Dreams of Oil Wealth, Tinted by Fear
Friday, April 11, 2008
AXIM, Ghana -- In a world mad for oil, last year's discovery of massive new reserves off Ghana's coast has been greeted as a national lottery ticket improbably paying off: Fishermen fantasize about steady jobs, politicians about gushing revenue. A traditional chief imagines a sparkling new city rising where now there are only impoverished coastal villages.
But these dreams come laced with fear. For Ghanaians can look in almost any direction for a glimpse of the ruinous power of natural resources -- not just oil, but diamonds, rubber, copper, timber -- that at first appeared to be nothing but the earth's blessings. Even their own fabled Ashanti gold region, Ghanaians say, has benefited foreign investors far more than those who live among its riches.
So in conferences and newspaper columns, in political debates and casual chats, Ghanaians are struggling for a way to grow one of Africa's most stable democracies into one of its most prosperous, while blunting the corrupting power that has made oil a curse for so many of its neighbors.

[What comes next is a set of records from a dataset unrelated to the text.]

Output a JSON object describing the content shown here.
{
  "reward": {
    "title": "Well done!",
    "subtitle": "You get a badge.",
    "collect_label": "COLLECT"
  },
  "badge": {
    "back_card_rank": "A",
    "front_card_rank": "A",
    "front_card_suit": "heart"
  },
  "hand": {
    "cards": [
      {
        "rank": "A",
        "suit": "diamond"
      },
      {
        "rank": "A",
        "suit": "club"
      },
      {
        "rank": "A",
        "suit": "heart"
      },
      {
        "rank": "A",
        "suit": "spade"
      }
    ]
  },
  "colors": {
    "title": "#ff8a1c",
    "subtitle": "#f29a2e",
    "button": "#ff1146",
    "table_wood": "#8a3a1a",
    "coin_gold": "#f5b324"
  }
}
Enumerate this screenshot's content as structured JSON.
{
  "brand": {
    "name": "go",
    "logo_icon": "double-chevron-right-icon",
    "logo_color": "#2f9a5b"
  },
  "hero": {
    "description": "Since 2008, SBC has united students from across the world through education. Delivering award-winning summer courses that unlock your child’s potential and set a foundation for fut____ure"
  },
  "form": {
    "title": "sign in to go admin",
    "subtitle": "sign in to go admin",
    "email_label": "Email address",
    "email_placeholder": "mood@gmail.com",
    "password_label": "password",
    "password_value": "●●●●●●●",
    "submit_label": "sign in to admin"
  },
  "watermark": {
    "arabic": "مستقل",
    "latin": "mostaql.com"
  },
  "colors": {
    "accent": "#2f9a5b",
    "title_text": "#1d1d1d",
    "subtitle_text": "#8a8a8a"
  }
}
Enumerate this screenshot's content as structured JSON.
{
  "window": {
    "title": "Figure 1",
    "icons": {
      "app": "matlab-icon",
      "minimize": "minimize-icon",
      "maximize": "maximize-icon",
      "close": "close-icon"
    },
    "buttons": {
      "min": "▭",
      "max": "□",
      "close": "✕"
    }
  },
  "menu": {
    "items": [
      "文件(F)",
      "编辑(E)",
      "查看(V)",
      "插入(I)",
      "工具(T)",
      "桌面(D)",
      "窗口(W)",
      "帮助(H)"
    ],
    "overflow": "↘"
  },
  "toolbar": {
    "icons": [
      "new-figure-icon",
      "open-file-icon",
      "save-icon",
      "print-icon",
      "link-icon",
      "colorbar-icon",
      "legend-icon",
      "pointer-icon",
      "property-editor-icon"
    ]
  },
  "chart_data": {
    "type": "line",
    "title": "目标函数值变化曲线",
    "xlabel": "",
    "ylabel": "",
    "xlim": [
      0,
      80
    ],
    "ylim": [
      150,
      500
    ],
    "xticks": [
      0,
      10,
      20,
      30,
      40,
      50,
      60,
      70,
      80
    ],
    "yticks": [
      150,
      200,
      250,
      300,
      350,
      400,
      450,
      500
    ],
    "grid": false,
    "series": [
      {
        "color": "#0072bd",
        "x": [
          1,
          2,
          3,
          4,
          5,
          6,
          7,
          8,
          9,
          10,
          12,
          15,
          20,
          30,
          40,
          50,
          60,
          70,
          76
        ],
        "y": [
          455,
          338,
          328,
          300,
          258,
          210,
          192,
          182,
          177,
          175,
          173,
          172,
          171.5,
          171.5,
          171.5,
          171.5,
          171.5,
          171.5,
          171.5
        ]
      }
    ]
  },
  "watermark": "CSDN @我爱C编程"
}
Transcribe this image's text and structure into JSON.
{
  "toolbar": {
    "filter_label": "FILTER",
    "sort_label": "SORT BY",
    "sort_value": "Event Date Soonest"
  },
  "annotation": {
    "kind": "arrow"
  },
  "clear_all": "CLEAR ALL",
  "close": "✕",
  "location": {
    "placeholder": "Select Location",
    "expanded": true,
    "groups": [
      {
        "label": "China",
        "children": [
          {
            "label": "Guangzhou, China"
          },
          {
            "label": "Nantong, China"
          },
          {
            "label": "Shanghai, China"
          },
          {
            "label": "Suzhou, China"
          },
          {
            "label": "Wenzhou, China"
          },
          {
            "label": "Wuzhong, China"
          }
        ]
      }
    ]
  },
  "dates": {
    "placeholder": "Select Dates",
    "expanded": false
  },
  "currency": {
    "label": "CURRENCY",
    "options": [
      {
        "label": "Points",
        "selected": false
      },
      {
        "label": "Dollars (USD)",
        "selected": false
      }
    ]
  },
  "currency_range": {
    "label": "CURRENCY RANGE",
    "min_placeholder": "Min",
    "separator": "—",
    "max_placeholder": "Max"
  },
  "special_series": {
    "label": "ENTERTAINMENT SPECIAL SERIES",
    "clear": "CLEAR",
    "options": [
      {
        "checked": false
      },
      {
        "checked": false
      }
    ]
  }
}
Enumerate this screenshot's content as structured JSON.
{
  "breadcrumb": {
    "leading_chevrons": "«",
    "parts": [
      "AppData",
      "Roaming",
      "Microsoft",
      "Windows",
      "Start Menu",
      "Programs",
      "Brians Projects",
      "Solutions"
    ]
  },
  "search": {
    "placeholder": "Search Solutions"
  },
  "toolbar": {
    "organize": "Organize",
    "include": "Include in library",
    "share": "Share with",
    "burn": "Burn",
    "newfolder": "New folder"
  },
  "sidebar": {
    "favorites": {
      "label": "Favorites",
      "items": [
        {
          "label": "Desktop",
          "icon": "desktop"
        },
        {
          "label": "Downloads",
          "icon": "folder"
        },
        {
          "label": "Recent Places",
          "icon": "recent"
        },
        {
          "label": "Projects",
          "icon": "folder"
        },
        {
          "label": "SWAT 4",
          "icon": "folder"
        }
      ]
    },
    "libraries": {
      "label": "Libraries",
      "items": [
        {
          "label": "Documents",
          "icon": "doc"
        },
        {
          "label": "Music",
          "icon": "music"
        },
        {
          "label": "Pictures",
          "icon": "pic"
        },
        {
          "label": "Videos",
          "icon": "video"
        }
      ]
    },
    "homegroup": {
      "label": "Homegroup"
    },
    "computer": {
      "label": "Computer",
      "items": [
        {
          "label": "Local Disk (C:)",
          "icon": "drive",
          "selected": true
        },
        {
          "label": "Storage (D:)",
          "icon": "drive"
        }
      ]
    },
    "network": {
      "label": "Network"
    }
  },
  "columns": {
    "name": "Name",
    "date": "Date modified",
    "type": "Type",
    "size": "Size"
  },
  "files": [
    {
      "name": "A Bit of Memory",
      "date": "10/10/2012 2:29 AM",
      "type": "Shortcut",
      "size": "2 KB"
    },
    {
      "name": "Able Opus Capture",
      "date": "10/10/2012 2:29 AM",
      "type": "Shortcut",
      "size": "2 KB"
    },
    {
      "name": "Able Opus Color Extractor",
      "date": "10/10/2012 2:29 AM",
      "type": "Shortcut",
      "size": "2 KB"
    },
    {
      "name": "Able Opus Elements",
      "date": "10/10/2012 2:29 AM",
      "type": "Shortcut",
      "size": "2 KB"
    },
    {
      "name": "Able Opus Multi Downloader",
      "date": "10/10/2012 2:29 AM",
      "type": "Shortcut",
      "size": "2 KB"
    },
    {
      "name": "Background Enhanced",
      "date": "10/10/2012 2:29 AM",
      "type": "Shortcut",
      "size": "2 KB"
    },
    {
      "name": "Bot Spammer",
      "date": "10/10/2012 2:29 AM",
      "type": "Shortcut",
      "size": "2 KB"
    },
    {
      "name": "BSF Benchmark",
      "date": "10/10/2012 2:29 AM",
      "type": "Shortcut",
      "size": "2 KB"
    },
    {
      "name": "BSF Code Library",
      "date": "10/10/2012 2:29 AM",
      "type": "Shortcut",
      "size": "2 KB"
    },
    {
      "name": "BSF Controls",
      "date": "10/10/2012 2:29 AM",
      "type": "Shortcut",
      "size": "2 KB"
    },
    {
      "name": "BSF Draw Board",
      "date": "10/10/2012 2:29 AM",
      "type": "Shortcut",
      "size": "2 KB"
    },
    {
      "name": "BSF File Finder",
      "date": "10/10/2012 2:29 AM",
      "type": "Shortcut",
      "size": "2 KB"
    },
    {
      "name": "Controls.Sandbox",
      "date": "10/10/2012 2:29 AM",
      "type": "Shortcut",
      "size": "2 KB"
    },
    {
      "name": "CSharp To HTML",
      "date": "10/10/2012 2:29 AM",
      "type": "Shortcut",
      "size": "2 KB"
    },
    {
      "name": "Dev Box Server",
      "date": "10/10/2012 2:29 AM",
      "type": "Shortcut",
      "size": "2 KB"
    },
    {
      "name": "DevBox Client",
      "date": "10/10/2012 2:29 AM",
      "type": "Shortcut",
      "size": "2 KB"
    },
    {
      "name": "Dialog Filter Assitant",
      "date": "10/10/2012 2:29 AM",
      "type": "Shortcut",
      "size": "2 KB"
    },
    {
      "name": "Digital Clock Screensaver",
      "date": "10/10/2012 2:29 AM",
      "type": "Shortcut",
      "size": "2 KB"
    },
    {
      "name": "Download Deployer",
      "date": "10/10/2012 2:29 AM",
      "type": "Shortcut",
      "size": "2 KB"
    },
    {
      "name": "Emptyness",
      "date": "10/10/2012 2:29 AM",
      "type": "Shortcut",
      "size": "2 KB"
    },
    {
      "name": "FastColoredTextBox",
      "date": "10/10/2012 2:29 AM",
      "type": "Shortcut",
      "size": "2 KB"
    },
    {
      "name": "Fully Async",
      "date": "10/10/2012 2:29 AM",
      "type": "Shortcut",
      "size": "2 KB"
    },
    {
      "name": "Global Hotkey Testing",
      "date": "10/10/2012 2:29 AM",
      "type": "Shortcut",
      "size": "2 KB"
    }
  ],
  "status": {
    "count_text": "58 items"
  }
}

Economist Kwamena Essilfie Adjaye, who advises Ghanaian President John Kufuor, estimated that the annual revenue from oil soon will reach $1 billion a year, more than the country now receives in foreign assistance and enough to embark on major development initiatives. But it is not yet clear where, or when, or for whom.
"That to me is the biggest challenge we will face as a nation, when you have that significant revenue flow in," Adjaye said.
Such conversations inevitably turn to towns such as Axim and other settlements along the shore nearest to where offshore derricks soon will rise.
Though ripe with the scent of fish hauled in each day on handmade wooden sailboats, the people here are poor and skeptical of the central government up the coast in Accra, the capital. Axim's imposing slave castle, where European merchants once warehoused human chattel for their onward journey to the Americas, sits heavily on a hill above the fishing beach, a stark reminder of the dark side of international commerce.
In conversations along the beach, where catches have been scant for several months, many young men imagined they soon would find lucrative work with an oil company.
"Every Ghanaian is excited about it," said Nuhu Ahmed, 26, a lean son of a fisherman who recently finished college and hoped to avoid falling into the family business. "Once the drilling begins, the young in the area will be employed."
Others predicted new housing developments, medical clinics, a sewage system, paved roads. Some even think that the construction of offshore oil facilities will drive tuna, shark, dolphin and red snapper closer to shore, enlarging catches.
Yet these expectations were mixed with distrust of the government officials who will decide how the oil money is spent. Such a combination has proved explosive in Nigeria's oil-producing region, where discontent has grown into a prolonged civil conflict. Many of the armed gangs there simply tap into oil pipelines for easy profits to pay for their weapons and fuel for the speedboats used in attacks on oil-company installations.
Easy access to resources has provoked or prolonged wars throughout much of Africa. In Sierra Leone, it was diamonds; in Liberia, diamonds and timber; in Congo, diamonds and metals. And in Nigeria, Angola, Equatorial Guinea and Sudan, oil wealth has helped entrench some of Africa's most corrupt governments.